The New York Times reported that unidentified security investigators traced the attacks to computers at Shanghai Jiaotong University (SJTU) and Lanxiang Vocational School, which the report alleged has ties to the Chinese military.

The report attracted great attention from Chinese netizens. Many laughed at the suggestion that a simple vocational school, which mainly offers courses like cooking, auto repair, hairdressing and basic computer skills classes, had the capacity to stage the cyber attacks.

"The news is doomed to be a joke," netizen Jinse Xueguang said.

"A vocational school being used as camouflage for military-sponsored hacker training camp. Am I reading a science fiction?" said another netizen azydn.

Many also joked that the report was like a free advertisement and helped Lanxiang, the vocational school, gain international fame.

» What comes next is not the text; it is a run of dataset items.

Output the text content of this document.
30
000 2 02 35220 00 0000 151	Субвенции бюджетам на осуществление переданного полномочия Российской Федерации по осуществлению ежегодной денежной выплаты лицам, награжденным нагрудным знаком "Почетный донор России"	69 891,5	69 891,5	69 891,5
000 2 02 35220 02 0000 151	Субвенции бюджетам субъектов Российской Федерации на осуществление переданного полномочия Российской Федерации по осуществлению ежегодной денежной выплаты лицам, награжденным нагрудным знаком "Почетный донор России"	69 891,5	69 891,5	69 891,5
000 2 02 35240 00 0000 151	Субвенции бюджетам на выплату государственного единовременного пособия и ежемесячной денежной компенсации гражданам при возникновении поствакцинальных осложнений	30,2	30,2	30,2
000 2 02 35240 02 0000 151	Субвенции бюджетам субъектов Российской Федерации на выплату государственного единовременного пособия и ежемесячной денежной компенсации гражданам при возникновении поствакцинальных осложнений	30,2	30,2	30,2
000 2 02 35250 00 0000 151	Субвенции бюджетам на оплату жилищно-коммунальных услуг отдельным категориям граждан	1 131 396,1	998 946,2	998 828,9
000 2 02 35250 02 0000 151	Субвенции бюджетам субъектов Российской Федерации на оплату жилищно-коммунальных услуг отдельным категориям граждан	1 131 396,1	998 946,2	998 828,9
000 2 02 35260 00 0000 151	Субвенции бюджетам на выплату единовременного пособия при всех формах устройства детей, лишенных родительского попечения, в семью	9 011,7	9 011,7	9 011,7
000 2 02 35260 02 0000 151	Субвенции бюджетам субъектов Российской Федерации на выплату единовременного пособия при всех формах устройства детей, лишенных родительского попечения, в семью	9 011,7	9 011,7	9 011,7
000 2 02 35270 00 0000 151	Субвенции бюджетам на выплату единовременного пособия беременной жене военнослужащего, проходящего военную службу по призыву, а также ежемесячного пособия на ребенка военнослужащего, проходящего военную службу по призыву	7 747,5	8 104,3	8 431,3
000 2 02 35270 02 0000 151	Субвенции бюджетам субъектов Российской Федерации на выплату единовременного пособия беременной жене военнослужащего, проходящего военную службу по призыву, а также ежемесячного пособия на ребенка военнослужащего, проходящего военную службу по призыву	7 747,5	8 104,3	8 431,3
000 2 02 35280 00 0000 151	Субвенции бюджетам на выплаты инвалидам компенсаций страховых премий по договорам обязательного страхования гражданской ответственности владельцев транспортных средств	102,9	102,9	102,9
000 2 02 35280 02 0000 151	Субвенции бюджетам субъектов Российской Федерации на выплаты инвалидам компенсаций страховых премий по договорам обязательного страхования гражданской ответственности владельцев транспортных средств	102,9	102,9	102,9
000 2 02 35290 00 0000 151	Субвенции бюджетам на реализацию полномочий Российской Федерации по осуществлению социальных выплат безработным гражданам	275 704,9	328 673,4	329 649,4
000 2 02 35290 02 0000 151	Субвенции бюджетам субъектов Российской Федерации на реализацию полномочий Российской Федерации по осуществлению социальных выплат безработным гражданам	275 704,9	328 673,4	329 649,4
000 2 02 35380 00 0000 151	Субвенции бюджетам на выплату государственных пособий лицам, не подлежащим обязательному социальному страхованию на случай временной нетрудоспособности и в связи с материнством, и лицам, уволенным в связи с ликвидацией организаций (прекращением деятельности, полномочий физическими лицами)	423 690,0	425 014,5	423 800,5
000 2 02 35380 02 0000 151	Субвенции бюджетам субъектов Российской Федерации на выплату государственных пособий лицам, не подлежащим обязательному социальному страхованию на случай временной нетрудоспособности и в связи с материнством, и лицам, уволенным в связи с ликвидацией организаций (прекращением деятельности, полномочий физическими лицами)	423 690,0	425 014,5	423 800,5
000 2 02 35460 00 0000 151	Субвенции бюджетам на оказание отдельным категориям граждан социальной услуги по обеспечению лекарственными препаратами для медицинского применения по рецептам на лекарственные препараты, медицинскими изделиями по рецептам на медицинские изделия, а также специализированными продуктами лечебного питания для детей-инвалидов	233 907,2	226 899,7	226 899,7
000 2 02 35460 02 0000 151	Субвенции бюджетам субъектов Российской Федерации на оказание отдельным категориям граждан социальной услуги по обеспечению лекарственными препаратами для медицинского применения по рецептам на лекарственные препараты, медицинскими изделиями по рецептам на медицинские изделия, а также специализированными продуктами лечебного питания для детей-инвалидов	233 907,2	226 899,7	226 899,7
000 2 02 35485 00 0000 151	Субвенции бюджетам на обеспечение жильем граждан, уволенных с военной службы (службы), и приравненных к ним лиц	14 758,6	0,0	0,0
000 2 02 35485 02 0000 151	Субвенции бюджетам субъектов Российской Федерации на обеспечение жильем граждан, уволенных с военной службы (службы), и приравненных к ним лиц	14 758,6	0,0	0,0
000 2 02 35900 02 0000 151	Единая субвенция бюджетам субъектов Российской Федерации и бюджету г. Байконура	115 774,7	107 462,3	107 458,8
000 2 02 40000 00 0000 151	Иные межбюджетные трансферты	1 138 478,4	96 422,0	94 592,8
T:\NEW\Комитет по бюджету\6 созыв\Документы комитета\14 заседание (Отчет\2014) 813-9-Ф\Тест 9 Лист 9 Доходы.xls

"Computer science majors should go to Lanxiang for master degree," netizen Black said at the forum of

"I believe more and more young Americans will come to learn computer science in Lanxiang soon," joked netizen Guchen Cangren.

While netizens are making fun of the report, the unexpected spotlight has troubled the schools.

"We don't want such fame, because the report is groundless," said Li Zixiang, Party chief of the vocational school.

Both Lanxiang and SJTU said the NYT report was unfounded, and denied being behind the cyber attacks on Google and other American companies.

"We computer students do not have to demonstrate our talent through hacking attacks," said a student surnamed Xu at SJTU's Department of Computer Science and Engineering.

"Hacking goes against the law, and we have been taught to abide by the law while studying cyber knowledge and using the Internet," he said.

Another student surnamed Kong said he felt indignant as the New York Times report lacks evidence.

"It is not at all convincing to identify an attacker just by his IP address alone, as the real hacker can use Trojan horse techniques to remotely control a computer and launch attacks on a specified target," he said.

Google said last month that it might pull out of the Chinese market, citing disagreement with government policies and unidentified attacks targeting Google's services in China.